Pastor James Hopkins preached this sermon on the Third Sunday of Epiphany, 1/23/2022. The service was broadcast live on the FLC youtube channel. To follow along from home, the bulletin is available as a PDF: Epiphany3 Bulletin

The texts for the sermon were the day’s gospel and Old Testament lessons. To read the Bible texts for the Third Sunday of Epiphany, click here. 

The season of Epiphany is one of revelation. Sunday to Sunday and text after text, God reveals His kingdom to us. Today we see this again and more clearly by way of contrast. Namely, the contrast between strength and power and authority and might as we expect it and embrace it in the world, with the glory of God’s kingdom and the strength that is made perfect, and even revealed, in weakness. And this must come to us contrary to our senses, expectations, and even desires, because if we are honest we do not regard weakness as anything worthy in this world. It is just the opposite.

By every worldly and diplomatic expectation, the matter of strife between Russia and Ukraine and the US and anybody else will not be determined by open displays of weakness for someone else to take advantage of. No, they will be decided by power and strength and authority and might and sanctions and so on. In the world strength is what wins, what is desired, what is glorified.
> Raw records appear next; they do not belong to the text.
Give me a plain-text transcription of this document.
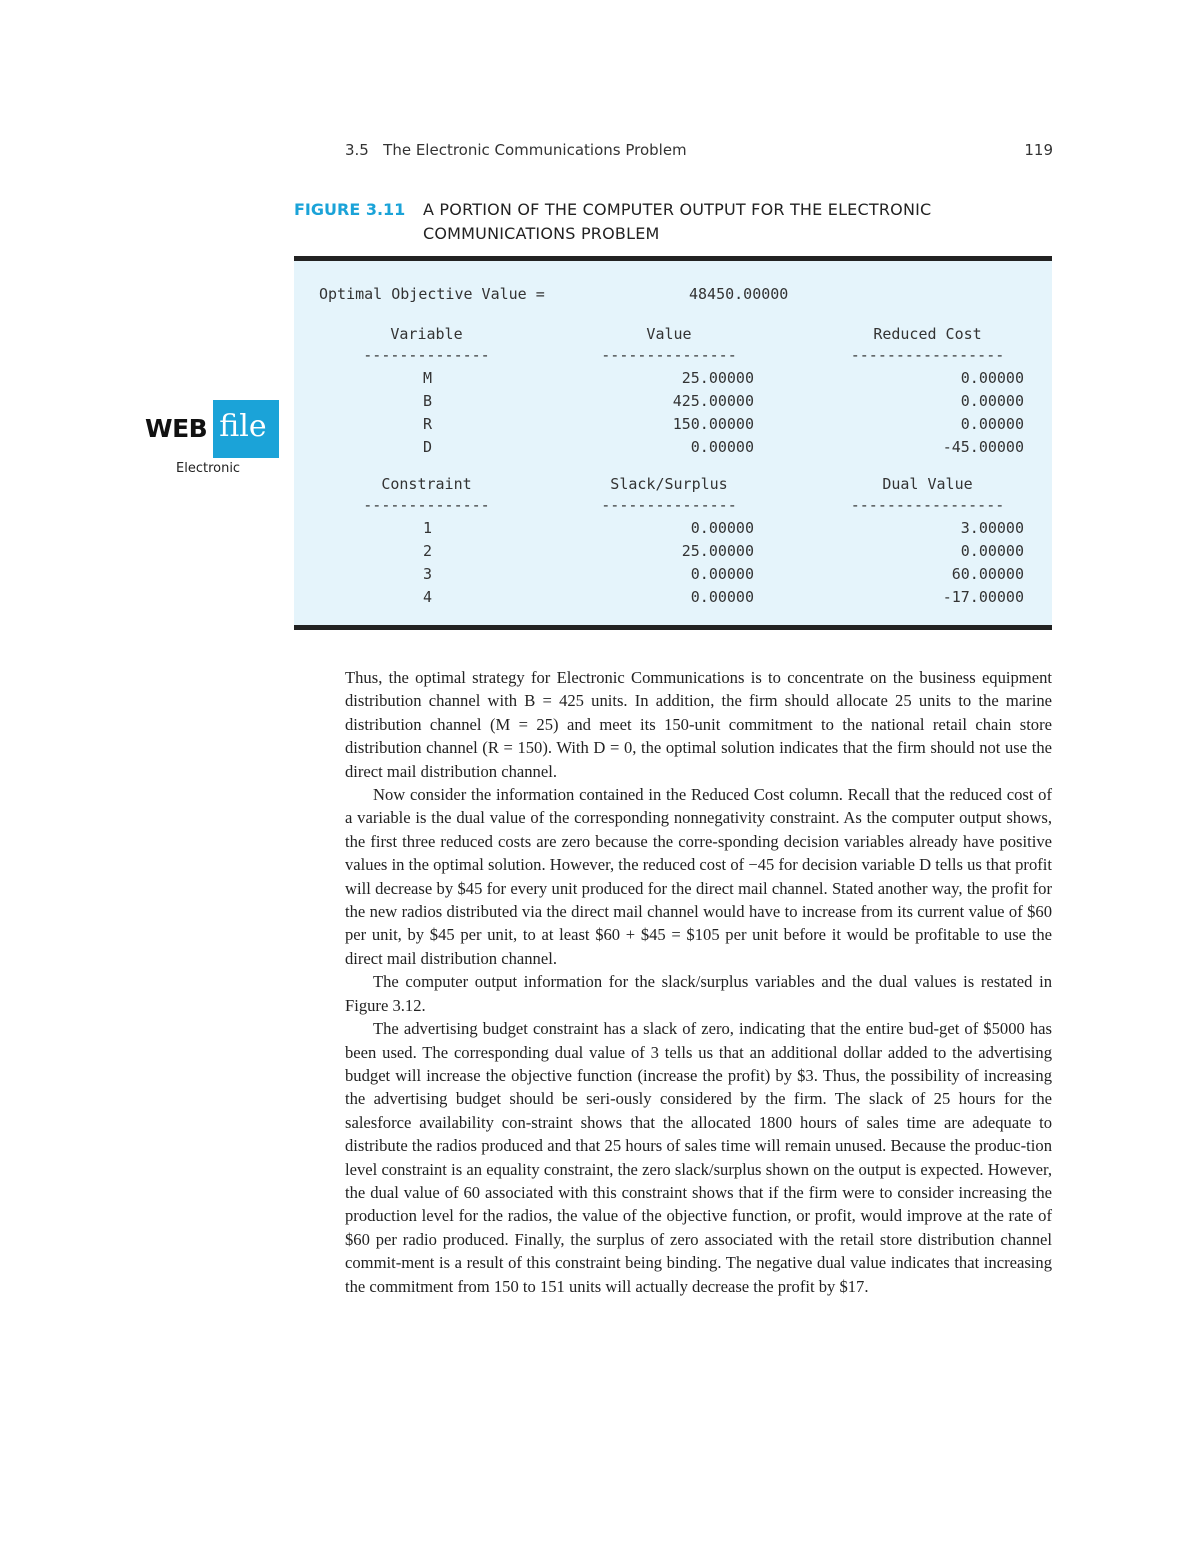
3.5   The Electronic Communications Problem	119
FIGURE 3.11 A PORTION OF THE COMPUTER OUTPUT FOR THE ELECTRONIC COMMUNICATIONS PROBLEM
WEB file
Electronic
Optimal Objective Value =	48450.00000
Variable	Value	Reduced Cost
--------------	---------------	-----------------
M	25.00000	0.00000
B	425.00000	0.00000
R	150.00000	0.00000
D	0.00000	-45.00000
Constraint	Slack/Surplus	Dual Value
--------------	---------------	-----------------
1	0.00000	3.00000
2	25.00000	0.00000
3	0.00000	60.00000
4	0.00000	-17.00000

Thus, the optimal strategy for Electronic Communications is to concentrate on the business equipment distribution channel with B = 425 units. In addition, the firm should allocate 25 units to the marine distribution channel (M = 25) and meet its 150-unit commitment to the national retail chain store distribution channel (R = 150). With D = 0, the optimal solution indicates that the firm should not use the direct mail distribution channel.

Now consider the information contained in the Reduced Cost column. Recall that the reduced cost of a variable is the dual value of the corresponding nonnegativity constraint. As the computer output shows, the first three reduced costs are zero because the corre-sponding decision variables already have positive values in the optimal solution. However, the reduced cost of −45 for decision variable D tells us that profit will decrease by $45 for every unit produced for the direct mail channel. Stated another way, the profit for the new radios distributed via the direct mail channel would have to increase from its current value of $60 per unit, by $45 per unit, to at least $60 + $45 = $105 per unit before it would be profitable to use the direct mail distribution channel.

The computer output information for the slack/surplus variables and the dual values is restated in Figure 3.12.

The advertising budget constraint has a slack of zero, indicating that the entire bud-get of $5000 has been used. The corresponding dual value of 3 tells us that an additional dollar added to the advertising budget will increase the objective function (increase the profit) by $3. Thus, the possibility of increasing the advertising budget should be seri-ously considered by the firm. The slack of 25 hours for the salesforce availability con-straint shows that the allocated 1800 hours of sales time are adequate to distribute the radios produced and that 25 hours of sales time will remain unused. Because the produc-tion level constraint is an equality constraint, the zero slack/surplus shown on the output is expected. However, the dual value of 60 associated with this constraint shows that if the firm were to consider increasing the production level for the radios, the value of the objective function, or profit, would improve at the rate of $60 per radio produced. Finally, the surplus of zero associated with the retail store distribution channel commit-ment is a result of this constraint being binding. The negative dual value indicates that increasing the commitment from 150 to 151 units will actually decrease the profit by $17.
In God’s kingdom, He deigns in His mercy to work by weakness, so that we may be moved from weakness to the strength that is in God alone. We see this, of course, in our gospel text, where the weak come to Jesus to be restored and healed. First with the leper that Jesus touches, and then with the sick man whom Jesus did not touch. As a quick side note, I think you’ll notice if you read through the healings in the gospels, it is almost as if Jesus never does a healing the exactly same way twice. Whether it’s spit in the ear, or from a distance, or touching the man, or not touching the man, or telling him to dip in a pool. It’s as if he’s also guarding us from some superstition, so that we will not take something that is weak and try to make it strong by magic or some sort of trick. But God guards us from this by never healing the same way twice, or at least not more than twice, so that we would continually trust only in the Word, which appears weak, for our salvation.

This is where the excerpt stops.